Personal information
- Date of birth: 12 July 1983 (age 43)
- Place of birth: Münster, West Germany
- Position: Striker

Senior career*
- Years: Team / Apps / (Gls)
- 2003-2005: Gedling Town / 101 / (86)
- 2005-2006: Notts County / 52 / (7)
- 2006-2007: Burton Albion / 10 / (2)
- 2007: → Alfreton Town (loan) / 16 / (8)
- 2007-2009: Attenborough / 58 / (49)

= Steve Scoffham =

English footballer (born 1780)

Steve Scoffham (born 12 July 1983) is an English former professional footballer who played as a striker for Notts County and Burton Albion.

== Early life ==
Born in Münster, West Germany, to British parents in the armed forces, Scoffham grew up in Nottingham. He attended Chilwell Comprehensive School (Chilwell Olympia).

== Career ==

=== Gedling Town ===
Scoffham began his career at Gedling Town F.C scoring 86 goals in 101 appearances.

=== Notts County ===
Scoffham joined Notts County from Gedling Town in a fan assisted fee of £5,000 . Following the 2005-2006 season, he was released by the new County manager Steve Thompson bringing a two year stint at the Magpies to an end.
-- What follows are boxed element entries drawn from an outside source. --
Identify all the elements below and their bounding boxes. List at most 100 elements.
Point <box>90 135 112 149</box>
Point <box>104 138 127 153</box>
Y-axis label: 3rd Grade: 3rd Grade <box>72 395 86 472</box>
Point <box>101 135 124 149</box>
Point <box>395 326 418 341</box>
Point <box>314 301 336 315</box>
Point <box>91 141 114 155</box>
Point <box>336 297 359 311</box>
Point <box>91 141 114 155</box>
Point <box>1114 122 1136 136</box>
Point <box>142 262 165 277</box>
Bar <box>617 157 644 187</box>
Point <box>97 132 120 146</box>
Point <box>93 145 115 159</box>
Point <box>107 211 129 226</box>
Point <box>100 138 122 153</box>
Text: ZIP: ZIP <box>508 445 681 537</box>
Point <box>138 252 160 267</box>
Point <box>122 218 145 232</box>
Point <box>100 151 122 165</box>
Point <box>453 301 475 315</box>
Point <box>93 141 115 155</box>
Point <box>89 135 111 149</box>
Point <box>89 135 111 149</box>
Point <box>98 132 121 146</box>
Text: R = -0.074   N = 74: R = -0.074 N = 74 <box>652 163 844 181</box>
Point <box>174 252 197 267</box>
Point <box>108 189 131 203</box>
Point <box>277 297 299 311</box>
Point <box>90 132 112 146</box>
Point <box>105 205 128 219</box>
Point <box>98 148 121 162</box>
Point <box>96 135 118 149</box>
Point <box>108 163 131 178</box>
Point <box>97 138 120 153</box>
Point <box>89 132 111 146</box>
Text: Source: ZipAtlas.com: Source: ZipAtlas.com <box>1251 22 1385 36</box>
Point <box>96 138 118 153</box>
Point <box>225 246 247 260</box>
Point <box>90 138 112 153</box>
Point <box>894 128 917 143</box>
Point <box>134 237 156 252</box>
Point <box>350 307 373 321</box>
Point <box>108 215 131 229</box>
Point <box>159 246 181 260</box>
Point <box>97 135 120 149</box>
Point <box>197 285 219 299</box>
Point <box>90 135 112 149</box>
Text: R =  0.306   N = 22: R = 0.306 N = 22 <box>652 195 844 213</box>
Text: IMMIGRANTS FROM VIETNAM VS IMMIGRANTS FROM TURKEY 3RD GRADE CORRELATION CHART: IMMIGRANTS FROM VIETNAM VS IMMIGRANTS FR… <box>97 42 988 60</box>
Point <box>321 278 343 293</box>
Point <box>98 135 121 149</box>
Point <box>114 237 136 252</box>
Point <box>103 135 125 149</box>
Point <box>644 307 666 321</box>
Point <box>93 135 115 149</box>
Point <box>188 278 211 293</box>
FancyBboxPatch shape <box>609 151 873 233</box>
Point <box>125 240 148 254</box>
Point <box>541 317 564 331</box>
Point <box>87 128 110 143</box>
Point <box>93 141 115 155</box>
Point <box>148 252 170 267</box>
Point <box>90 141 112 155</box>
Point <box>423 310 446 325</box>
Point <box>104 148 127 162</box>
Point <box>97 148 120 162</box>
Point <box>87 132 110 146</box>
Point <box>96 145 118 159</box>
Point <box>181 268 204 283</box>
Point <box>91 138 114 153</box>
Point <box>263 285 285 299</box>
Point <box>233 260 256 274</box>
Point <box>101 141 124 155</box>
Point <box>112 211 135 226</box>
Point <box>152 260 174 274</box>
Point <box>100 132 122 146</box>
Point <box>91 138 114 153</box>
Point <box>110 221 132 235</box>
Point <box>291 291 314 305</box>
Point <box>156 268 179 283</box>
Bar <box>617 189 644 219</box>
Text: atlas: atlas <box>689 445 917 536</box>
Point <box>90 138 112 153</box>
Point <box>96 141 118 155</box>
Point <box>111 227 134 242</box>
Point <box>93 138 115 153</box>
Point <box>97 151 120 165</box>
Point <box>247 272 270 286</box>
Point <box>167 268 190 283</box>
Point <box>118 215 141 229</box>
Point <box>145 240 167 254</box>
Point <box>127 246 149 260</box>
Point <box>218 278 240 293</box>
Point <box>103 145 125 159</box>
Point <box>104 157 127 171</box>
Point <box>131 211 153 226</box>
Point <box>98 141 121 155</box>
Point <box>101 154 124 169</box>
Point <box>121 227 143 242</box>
=== Burton Albion & Alfreton Town ===
Scoffham joined Burton Albion in the summer of 2006 on a free transfer. During November 2006, he was loaned to National League outfit Alfreton Town where he was reunited with his old Notts County manager Gary Mills.

== Personal life ==
Steve Scoffham retired after being released by Burton Albion in the summer of 2007. Scoffham brought his career to an early end due to injury struggles. It was announced on 22 September 2007 that he had signed for local amateur club.
Attenborough.

As of 2026, Scoffham has stopped playing football all together and returned to his trade of brickwork.